2016-12-20 15:22:00

Terrore a Natale, rifiutiamo la logica di Caino


“Rivolgendosi ai giovani dell’Azione Cattolica, il Papa ha detto che dobbiamo contagiare il mondo con la gioia dell’amore. Oggi, alla vigilia di Natale, dalle notizie di cronaca ci arriva l’immagine di un’umanità che si lascia contagiare dal male, dall’odio. Anche un momento felice come il mercatino natalizio di Berlino diviene un luogo di paura, terrore. Ed è proprio a questo mondo, dove sembra che il male abbia il sopravvento, che si rivolge il messaggio natalizio.
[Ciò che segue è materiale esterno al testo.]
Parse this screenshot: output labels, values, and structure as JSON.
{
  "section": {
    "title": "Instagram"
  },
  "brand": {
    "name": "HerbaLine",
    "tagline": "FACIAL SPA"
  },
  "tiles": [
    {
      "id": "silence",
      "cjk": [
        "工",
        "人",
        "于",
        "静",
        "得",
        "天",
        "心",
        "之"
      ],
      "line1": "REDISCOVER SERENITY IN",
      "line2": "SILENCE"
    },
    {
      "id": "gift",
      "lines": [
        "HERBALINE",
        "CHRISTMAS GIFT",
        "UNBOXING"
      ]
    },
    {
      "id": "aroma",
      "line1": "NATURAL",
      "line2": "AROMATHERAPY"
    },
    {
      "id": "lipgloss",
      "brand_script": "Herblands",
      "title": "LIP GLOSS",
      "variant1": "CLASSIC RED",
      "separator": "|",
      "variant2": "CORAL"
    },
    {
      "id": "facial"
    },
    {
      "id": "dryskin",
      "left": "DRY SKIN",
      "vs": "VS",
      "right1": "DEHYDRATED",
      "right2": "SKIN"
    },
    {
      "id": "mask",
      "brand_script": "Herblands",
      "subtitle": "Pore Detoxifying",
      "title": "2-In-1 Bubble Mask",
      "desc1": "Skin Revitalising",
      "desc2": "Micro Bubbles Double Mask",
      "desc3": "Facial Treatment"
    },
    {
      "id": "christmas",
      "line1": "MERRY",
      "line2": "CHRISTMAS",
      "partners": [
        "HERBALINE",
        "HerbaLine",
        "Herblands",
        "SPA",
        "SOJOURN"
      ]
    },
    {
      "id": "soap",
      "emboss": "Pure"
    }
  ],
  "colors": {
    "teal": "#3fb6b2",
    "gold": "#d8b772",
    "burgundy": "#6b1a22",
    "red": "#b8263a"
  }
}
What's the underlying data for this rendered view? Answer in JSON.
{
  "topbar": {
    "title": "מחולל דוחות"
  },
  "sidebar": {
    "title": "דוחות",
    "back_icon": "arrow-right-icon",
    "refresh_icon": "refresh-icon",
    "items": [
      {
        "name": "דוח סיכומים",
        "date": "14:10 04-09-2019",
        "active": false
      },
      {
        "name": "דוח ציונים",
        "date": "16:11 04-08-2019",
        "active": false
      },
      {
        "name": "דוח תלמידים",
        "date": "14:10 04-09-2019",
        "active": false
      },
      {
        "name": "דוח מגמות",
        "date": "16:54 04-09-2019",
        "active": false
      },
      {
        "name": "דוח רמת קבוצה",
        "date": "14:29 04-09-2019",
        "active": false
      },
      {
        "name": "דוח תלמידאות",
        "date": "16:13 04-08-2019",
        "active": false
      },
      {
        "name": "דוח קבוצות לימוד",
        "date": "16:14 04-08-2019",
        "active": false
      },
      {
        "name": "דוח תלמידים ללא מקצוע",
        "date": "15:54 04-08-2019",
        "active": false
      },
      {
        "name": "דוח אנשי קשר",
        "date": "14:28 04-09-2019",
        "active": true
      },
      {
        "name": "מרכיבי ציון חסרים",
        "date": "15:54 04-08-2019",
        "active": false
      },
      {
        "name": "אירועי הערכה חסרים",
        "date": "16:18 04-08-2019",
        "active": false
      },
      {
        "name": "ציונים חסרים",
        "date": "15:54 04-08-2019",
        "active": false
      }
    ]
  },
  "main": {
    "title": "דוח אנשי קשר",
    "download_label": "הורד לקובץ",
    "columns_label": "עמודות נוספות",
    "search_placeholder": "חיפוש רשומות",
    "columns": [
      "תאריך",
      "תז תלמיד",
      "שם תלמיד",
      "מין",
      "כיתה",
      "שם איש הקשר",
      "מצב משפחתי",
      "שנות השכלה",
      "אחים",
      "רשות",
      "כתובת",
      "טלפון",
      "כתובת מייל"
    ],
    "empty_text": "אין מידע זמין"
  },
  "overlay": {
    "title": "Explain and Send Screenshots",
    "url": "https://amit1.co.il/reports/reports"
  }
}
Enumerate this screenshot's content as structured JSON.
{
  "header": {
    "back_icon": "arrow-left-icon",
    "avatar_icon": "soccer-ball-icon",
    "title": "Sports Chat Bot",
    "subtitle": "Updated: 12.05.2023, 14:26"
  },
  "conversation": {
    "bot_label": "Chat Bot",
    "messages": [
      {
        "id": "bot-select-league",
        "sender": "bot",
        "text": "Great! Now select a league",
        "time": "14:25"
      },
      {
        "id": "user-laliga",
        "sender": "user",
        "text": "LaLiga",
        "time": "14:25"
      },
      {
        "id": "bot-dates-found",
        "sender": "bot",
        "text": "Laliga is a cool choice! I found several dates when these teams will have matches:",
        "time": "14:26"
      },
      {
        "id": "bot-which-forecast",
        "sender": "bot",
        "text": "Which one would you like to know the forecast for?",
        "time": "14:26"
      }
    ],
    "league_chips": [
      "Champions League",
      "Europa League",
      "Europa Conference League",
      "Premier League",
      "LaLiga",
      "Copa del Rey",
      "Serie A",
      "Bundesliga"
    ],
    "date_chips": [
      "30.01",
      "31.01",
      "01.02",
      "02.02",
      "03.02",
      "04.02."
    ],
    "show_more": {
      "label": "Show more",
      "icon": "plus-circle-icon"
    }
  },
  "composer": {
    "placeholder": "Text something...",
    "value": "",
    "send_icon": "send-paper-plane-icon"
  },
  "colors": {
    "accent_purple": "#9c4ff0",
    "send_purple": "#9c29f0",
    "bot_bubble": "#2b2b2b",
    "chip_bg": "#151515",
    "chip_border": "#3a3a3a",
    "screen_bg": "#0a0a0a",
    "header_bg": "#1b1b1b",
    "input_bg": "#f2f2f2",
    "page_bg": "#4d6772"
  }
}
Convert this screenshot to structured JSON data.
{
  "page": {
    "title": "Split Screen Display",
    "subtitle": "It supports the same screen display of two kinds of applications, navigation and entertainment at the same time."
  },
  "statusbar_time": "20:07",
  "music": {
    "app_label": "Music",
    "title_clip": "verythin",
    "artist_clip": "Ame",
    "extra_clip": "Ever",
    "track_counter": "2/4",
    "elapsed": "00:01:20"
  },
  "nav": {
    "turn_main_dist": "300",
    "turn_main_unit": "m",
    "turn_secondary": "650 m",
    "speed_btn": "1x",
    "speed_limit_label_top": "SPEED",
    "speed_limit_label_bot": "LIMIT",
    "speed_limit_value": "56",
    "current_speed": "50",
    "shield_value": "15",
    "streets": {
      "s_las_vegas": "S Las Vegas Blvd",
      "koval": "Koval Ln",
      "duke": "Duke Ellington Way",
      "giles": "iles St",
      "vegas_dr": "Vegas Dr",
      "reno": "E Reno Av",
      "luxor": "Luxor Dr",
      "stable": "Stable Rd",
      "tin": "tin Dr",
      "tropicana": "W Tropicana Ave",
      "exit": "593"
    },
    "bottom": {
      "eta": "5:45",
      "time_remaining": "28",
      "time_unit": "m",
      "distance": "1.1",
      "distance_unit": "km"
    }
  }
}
Un messaggio che ci dice che siamo capaci non solo di guarire, ma anche di contagiare gli altri con la gioia di un Dio che si china sull’umanità”.  All’indomani dei fatti di sangue di Berlino e Ankara, padre Paolo Benanti, teologo moralista, francescano del Terzo Ordine Regolare, docente alla Pontificia università Gregoriana, è ospite della nostra rassegna stampa.

Parole e gesti

“Non bastano certo le parole di pace e dialogo, serve un impegno concreto”, prosegue il teologo. “Ed è una consapevolezza di fede riaffermata chiaramente dal Concilio Vaticano II. Se Dio agisce attraverso parole e gesti intimamente connessi, la capacità di far diventare la fede carne e storia è solo di parole e gesti intimamente legati. Non solo gesti, perché questi potrebbero essere dettati da qualunque motivazione, e non solo parole, perché il cristianesimo non è un idealismo che non s’incarna nella storia. Cercare questa sintonia, questo allineamento tra parole e gesti, è la sfida ed è quello che costa tanto. In mezzi a tanti gesti di violenza essere gesti di pace e dialogo, riconciliazione. Oppure, in mezzo a tante parole di odio, cercare parole di apertura, comprensione, senza rifiutarsi di chiamare il male con il suo nome: questa è la sfida di oggi”.

La creazione del nemico

“Di fronte ad atti terroristici, o presunti tali, dobbiamo riconoscere che ci troviamo di fronte a una realtà complessa”, prosegue padre Benanti. “Da una parte c’è l’atto sanguinario del singolo, barbarico, grondante di non senso, che forse in tanti cuori suscita desiderio di vendetta. Dall’altra sembra esserci la tendenza a trasformare questo singolo atto in una ‘creazione del nemico’. In un Occidente in cui stiamo smarrendo la nostra identità, affermare che noi siamo, non quelli che si riconoscono nel valore della persona, ma quelli che vanno contro un’altra civiltà, è una benzina populista che riaccende certe tendenze politiche”.

La logica di Caino

“Se noi cadiamo in questo errore – prosegue il teologo -  non solo non creiamo le possibilità per superare il male, ma creiamo un nemico, uno stato perenne di lotta che c’impedisce di conoscere l’altro. E’ la logica di Caino amplificata all’infinito. Se vi entriamo, accendiamo un fuoco che non è caldo d’amore ma è freddo di quella luce luciferina che inchioda l’altro al presupposto che di lui abbiamo. E’ il pericolo più grande che abbiamo in quest’orizzonte. Fare dell’altro un nemico da annientare”.

Pane spezzato

“Se il peccato è quel presupposto su Dio, sull’altro e sulla società che ci mostrano i primi capitoli di Genesi - nelle vicende di Adamo ed Eva, Caino e Abele e la Torre di Babele - la risposta cristiana è proprio la frattura di questa diversità. Nella vita di Gesù, lo spezzare il pane è il segno di condivisione che supera ogni barriera e distanza. E questa è la vocazione cristiana per eccellenza”.